Excellent advice really, and a good philosophy of life for grumpy old persons.
But it seems that the efficacy of enemas for a variety of conditions stretches back into the 18th and 19th Centuries:
- TOBACCO SMOKE ENEMA (1750s-1810s)
The tobacco enema was used to infuse tobacco smoke into a patient’s rectum for various medical purposes, primarily the resuscitation of drowning victims. A rectal tube inserted into the anus was connected to a fumigator and bellows that forced the smoke towards the rectum. The warmth of the smoke was thought to promote respiration, but doubts about the credibility of tobacco enemas led to the popular phrase, ‘Blow smoke up someone’s arse’.
I thought you would all be better for knowing that.
I have a an architect friend whose specialisation is designing buildings, and assisting others to create buildings with easy access for the disabled, and he has worked for many years with the United Nations to promote this excellent cause.
Some countries have a bit of catching up to do. When I first visited China in 1998 finding a public toilet in any shape of form was hard enough, let alone noting whether it had disabled access. Perhaps the 2008 Olympics in Beijing led to some progress in this area, but again, the problems of translating from a dictionary from one language to another is fraught with peril, which resulted in this unfortunate translation of Chinese characters indicating the existence of a disabled-friendly toilet for men:
I found it necessary to email this to my architect friend.
But in fairness to those for whom English is their first language, attention must be drawn to inaccurate signage. My occasional Grey Nomad brother Nick and his wife Fran photographed this sign in a caravan park toilet in North Queensland.

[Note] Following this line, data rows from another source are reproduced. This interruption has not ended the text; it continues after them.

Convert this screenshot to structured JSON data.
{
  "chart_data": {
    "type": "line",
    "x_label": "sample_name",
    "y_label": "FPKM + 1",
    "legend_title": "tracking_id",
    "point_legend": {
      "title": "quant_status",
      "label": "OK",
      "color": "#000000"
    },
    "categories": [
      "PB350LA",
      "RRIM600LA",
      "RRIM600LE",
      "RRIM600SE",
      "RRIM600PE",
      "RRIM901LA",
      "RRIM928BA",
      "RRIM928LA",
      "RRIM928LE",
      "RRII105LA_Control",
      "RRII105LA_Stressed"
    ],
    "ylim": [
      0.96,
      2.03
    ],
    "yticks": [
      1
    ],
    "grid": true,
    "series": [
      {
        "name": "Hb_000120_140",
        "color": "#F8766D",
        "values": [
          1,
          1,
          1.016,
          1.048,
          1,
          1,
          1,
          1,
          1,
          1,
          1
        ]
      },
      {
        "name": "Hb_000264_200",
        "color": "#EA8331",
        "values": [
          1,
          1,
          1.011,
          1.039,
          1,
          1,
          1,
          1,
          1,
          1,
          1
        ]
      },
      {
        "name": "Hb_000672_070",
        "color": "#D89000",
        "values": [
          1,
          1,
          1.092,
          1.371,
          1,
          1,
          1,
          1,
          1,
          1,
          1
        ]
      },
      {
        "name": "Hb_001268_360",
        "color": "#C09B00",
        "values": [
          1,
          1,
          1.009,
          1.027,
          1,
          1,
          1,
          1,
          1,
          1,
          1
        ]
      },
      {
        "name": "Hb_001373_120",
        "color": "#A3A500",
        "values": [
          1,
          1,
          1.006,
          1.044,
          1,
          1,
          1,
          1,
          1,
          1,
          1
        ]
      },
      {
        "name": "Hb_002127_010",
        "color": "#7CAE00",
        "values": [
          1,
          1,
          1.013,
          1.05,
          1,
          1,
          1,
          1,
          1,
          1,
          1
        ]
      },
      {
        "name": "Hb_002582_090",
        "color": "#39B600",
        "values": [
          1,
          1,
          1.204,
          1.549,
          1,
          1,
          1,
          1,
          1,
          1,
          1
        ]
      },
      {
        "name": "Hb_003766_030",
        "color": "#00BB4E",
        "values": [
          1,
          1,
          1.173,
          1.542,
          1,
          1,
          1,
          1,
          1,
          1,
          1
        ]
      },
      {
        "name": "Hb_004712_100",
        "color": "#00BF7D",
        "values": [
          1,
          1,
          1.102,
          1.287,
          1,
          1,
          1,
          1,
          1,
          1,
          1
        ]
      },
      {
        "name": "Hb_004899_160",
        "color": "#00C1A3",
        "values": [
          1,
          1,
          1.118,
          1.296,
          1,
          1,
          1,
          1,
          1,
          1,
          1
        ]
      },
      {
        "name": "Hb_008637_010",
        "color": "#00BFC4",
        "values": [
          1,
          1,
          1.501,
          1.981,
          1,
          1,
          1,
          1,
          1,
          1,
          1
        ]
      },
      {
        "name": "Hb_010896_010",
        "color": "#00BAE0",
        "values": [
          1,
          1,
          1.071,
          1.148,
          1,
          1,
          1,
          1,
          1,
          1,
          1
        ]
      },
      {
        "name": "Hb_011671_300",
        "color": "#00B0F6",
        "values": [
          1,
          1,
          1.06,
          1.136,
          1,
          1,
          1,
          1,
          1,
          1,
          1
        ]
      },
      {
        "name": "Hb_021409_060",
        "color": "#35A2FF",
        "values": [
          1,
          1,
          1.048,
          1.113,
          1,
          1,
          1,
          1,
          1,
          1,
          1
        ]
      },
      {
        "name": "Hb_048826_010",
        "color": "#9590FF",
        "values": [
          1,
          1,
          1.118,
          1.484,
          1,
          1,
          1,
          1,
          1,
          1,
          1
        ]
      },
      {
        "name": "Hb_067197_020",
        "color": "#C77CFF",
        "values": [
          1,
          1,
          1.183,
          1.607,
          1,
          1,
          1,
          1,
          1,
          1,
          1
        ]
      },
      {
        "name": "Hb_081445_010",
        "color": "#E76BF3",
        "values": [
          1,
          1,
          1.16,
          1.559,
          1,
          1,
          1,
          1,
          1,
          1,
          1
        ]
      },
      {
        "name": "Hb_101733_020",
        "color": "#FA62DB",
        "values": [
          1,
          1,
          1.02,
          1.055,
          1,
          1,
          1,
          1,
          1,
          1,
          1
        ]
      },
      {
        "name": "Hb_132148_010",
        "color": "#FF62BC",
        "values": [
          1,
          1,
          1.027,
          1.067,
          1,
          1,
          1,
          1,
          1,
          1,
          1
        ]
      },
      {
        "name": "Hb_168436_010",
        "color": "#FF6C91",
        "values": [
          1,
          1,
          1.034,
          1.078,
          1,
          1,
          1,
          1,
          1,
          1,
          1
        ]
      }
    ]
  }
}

Before leaving the perennial topics arising from the smallest room, I went to Japan for my first and only visit in 1983. The Japanese Consulate in Sydney was helpful with information about the different toilet habits of the Japanese, which I feel will be useful for European visitors.
AIM CAREFULLY PLEASE!
The chances are that sometime during your stay in Japan you will find yourself having to use a Japanese-style lavatory. It is not made full city down, but don’t despair.

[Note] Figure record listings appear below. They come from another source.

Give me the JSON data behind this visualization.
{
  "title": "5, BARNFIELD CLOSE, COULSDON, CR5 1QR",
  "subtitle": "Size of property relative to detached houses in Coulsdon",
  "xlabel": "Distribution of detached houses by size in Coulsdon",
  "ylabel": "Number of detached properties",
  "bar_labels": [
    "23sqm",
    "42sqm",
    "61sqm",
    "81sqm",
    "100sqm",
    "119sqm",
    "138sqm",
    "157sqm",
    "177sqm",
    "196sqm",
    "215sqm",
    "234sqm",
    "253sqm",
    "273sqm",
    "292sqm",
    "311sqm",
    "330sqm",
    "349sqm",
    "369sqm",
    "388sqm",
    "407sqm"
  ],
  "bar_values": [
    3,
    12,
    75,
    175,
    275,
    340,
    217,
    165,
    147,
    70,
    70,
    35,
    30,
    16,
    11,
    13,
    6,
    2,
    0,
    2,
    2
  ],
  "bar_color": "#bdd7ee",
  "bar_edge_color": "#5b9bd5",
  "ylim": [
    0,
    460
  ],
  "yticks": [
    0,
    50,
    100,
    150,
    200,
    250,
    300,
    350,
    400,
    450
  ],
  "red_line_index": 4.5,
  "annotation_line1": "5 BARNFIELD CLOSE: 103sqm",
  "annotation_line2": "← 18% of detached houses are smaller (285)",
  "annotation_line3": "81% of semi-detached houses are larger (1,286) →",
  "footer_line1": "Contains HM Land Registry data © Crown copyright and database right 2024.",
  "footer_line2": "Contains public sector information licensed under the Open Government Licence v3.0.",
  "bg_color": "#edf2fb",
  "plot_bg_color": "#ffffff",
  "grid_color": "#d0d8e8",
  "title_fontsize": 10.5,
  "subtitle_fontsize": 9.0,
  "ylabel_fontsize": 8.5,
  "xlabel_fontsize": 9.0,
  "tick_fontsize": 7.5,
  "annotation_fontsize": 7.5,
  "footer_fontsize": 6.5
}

The receptacle is usually on the raised floor. The opening is rectangular with a sort of hood over one end.
Climb up on the raised floor and stand flat-footed astride the opening with your face towards the hood. Then bend down into a crouching or squatting position, making sure that your rear is over the opening and not protruding beyond it.
The position may not be comfortable but it is sanitary because no part of your body comes in direct contact with the fixings.

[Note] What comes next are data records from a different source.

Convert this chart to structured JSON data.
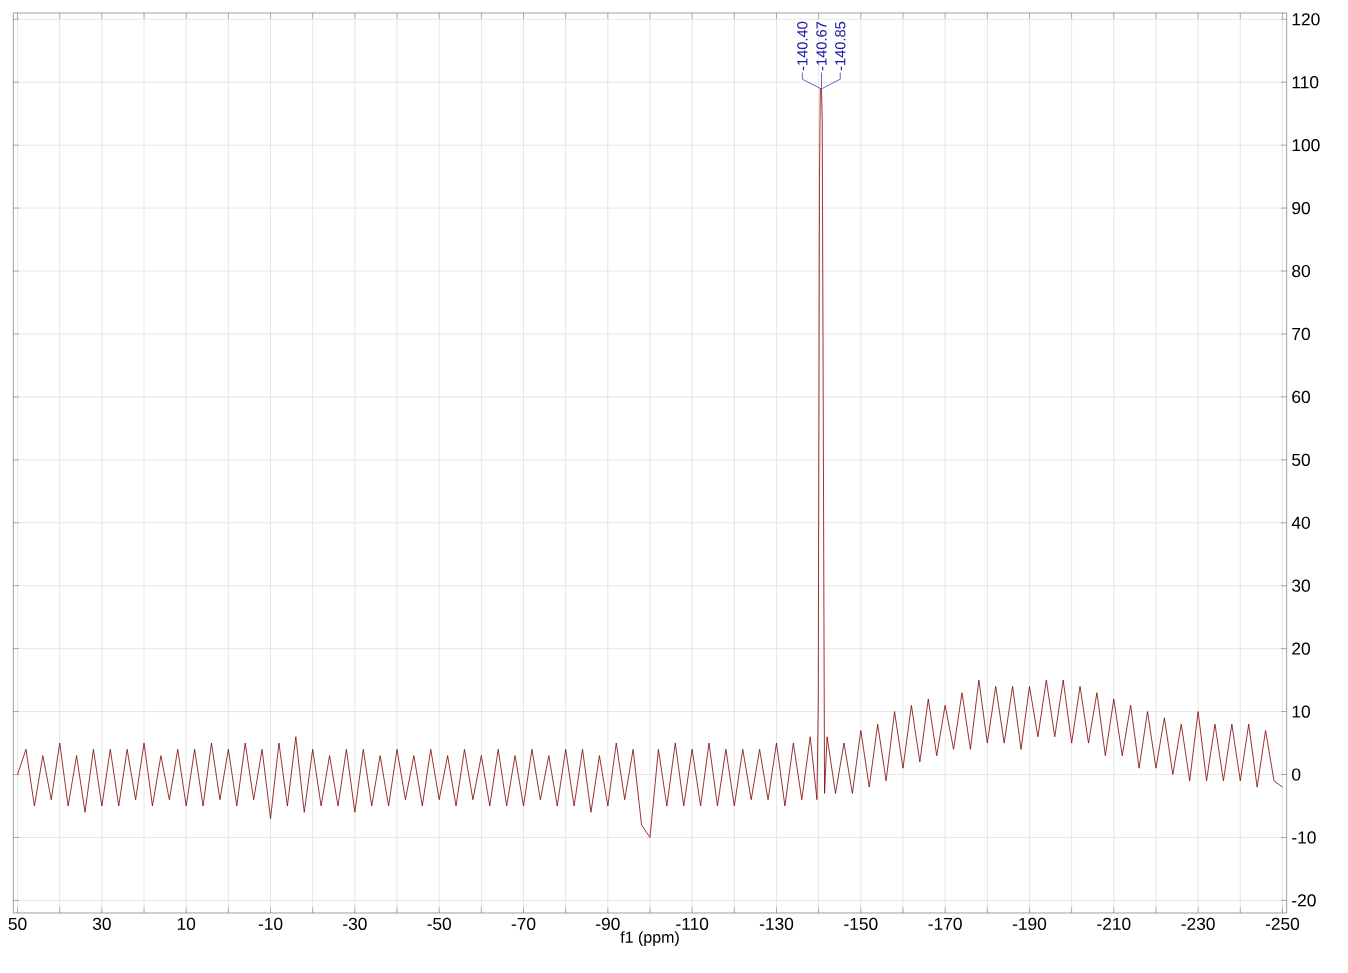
{
  "chart_data": {
    "type": "line",
    "xlabel": "f1 (ppm)",
    "xlim": [
      51,
      -251
    ],
    "xticks": [
      50,
      {
        "value": 40,
        "label": null
      },
      30,
      {
        "value": 20,
        "label": null
      },
      10,
      {
        "value": 0,
        "label": null
      },
      -10,
      {
        "value": -20,
        "label": null
      },
      -30,
      {
        "value": -40,
        "label": null
      },
      -50,
      {
        "value": -60,
        "label": null
      },
      -70,
      {
        "value": -80,
        "label": null
      },
      -90,
      {
        "value": -100,
        "label": null
      },
      -110,
      {
        "value": -120,
        "label": null
      },
      -130,
      {
        "value": -140,
        "label": null
      },
      -150,
      {
        "value": -160,
        "label": null
      },
      -170,
      {
        "value": -180,
        "label": null
      },
      -190,
      {
        "value": -200,
        "label": null
      },
      -210,
      {
        "value": -220,
        "label": null
      },
      -230,
      {
        "value": -240,
        "label": null
      },
      -250
    ],
    "ylim": [
      -22,
      121
    ],
    "yticks": [
      -20,
      -10,
      0,
      10,
      20,
      30,
      40,
      50,
      60,
      70,
      80,
      90,
      100,
      110,
      120
    ],
    "grid": true,
    "marker": "none",
    "line_style": "solid",
    "annotations": [
      {
        "text": "-140.40",
        "x": -140.4,
        "y": 109
      },
      {
        "text": "-140.67",
        "x": -140.67,
        "y": 109
      },
      {
        "text": "-140.85",
        "x": -140.85,
        "y": 109
      }
    ],
    "series": [
      {
        "color": "#800000",
        "x": [
          50,
          48,
          46,
          44,
          42,
          40,
          38,
          36,
          34,
          32,
          30,
          28,
          26,
          24,
          22,
          20,
          18,
          16,
          14,
          12,
          10,
          8,
          6,
          4,
          2,
          0,
          -2,
          -4,
          -6,
          -8,
          -10,
          -12,
          -14,
          -16,
          -18,
          -20,
          -22,
          -24,
          -26,
          -28,
          -30,
          -32,
          -34,
          -36,
          -38,
          -40,
          -42,
          -44,
          -46,
          -48,
          -50,
          -52,
          -54,
          -56,
          -58,
          -60,
          -62,
          -64,
          -66,
          -68,
          -70,
          -72,
          -74,
          -76,
          -78,
          -80,
          -82,
          -84,
          -86,
          -88,
          -90,
          -92,
          -94,
          -96,
          -98,
          -100,
          -102,
          -104,
          -106,
          -108,
          -110,
          -112,
          -114,
          -116,
          -118,
          -120,
          -122,
          -124,
          -126,
          -128,
          -130,
          -132,
          -134,
          -136,
          -138,
          -139.6,
          -139.9,
          -140.2,
          -140.4,
          -140.67,
          -140.85,
          -141.1,
          -141.4,
          -142,
          -144,
          -146,
          -148,
          -150,
          -152,
          -154,
          -156,
          -158,
          -160,
          -162,
          -164,
          -166,
          -168,
          -170,
          -172,
          -174,
          -176,
          -178,
          -180,
          -182,
          -184,
          -186,
          -188,
          -190,
          -192,
          -194,
          -196,
          -198,
          -200,
          -202,
          -204,
          -206,
          -208,
          -210,
          -212,
          -214,
          -216,
          -218,
          -220,
          -222,
          -224,
          -226,
          -228,
          -230,
          -232,
          -234,
          -236,
          -238,
          -240,
          -242,
          -244,
          -246,
          -248,
          -250
        ],
        "values": [
          0,
          4,
          -5,
          3,
          -4,
          5,
          -5,
          3,
          -6,
          4,
          -5,
          4,
          -5,
          4,
          -4,
          5,
          -5,
          3,
          -4,
          4,
          -5,
          4,
          -5,
          5,
          -4,
          4,
          -5,
          5,
          -4,
          4,
          -7,
          5,
          -5,
          6,
          -6,
          4,
          -5,
          3,
          -5,
          4,
          -6,
          4,
          -5,
          3,
          -5,
          4,
          -4,
          3,
          -5,
          4,
          -4,
          3,
          -5,
          4,
          -4,
          3,
          -5,
          4,
          -5,
          3,
          -5,
          4,
          -4,
          3,
          -5,
          4,
          -5,
          4,
          -6,
          3,
          -5,
          5,
          -4,
          4,
          -8,
          -10,
          4,
          -5,
          5,
          -5,
          4,
          -5,
          5,
          -5,
          4,
          -5,
          4,
          -4,
          4,
          -4,
          5,
          -5,
          5,
          -4,
          6,
          -4,
          11,
          95,
          109,
          109,
          104,
          56,
          -3,
          6,
          -3,
          5,
          -3,
          7,
          -2,
          8,
          -1,
          10,
          1,
          11,
          2,
          12,
          3,
          11,
          4,
          13,
          4,
          15,
          5,
          14,
          5,
          14,
          4,
          14,
          6,
          15,
          6,
          15,
          5,
          14,
          5,
          13,
          3,
          12,
          3,
          11,
          1,
          10,
          1,
          9,
          0,
          8,
          -1,
          10,
          -1,
          8,
          -1,
          8,
          -1,
          8,
          -2,
          7,
          -1,
          -2
        ]
      }
    ]
  }
}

In the case of the male, he urinates by standing on the lower floor and aiming for the opening. Please aim carefully.
Public latrines are few and far between and most of them are filthy. If nature calls when you are out of the streets, the best thing to do is to go to the nearest coffee shop or tearoom and invest in the cheapest drink. It won’t cost you much more than the tip you have to give to the lavatory attendant in many other countries.
And aim carefully I did.
Now a few recent gems from www.engrish.com:
I do have one final offering. Now every man, once in his life, grows a beard. Mine was grown when I was 40, and I did find myself in Malaysia at a hotel and had myself photographed in the garden there beside a sign, which I think you will agree, had excellent advice for the male traveller in that country.
The beard did not last long following a lunch with journalist and legal so-called friends in Sydney when I got back. One, in possession of a very find clipped pepper-and-salt beard, said to me: ‘About your beard Bowden.’
‘Yes’ I said?
‘It’s rather pubic.’
It came off that very day and never returned.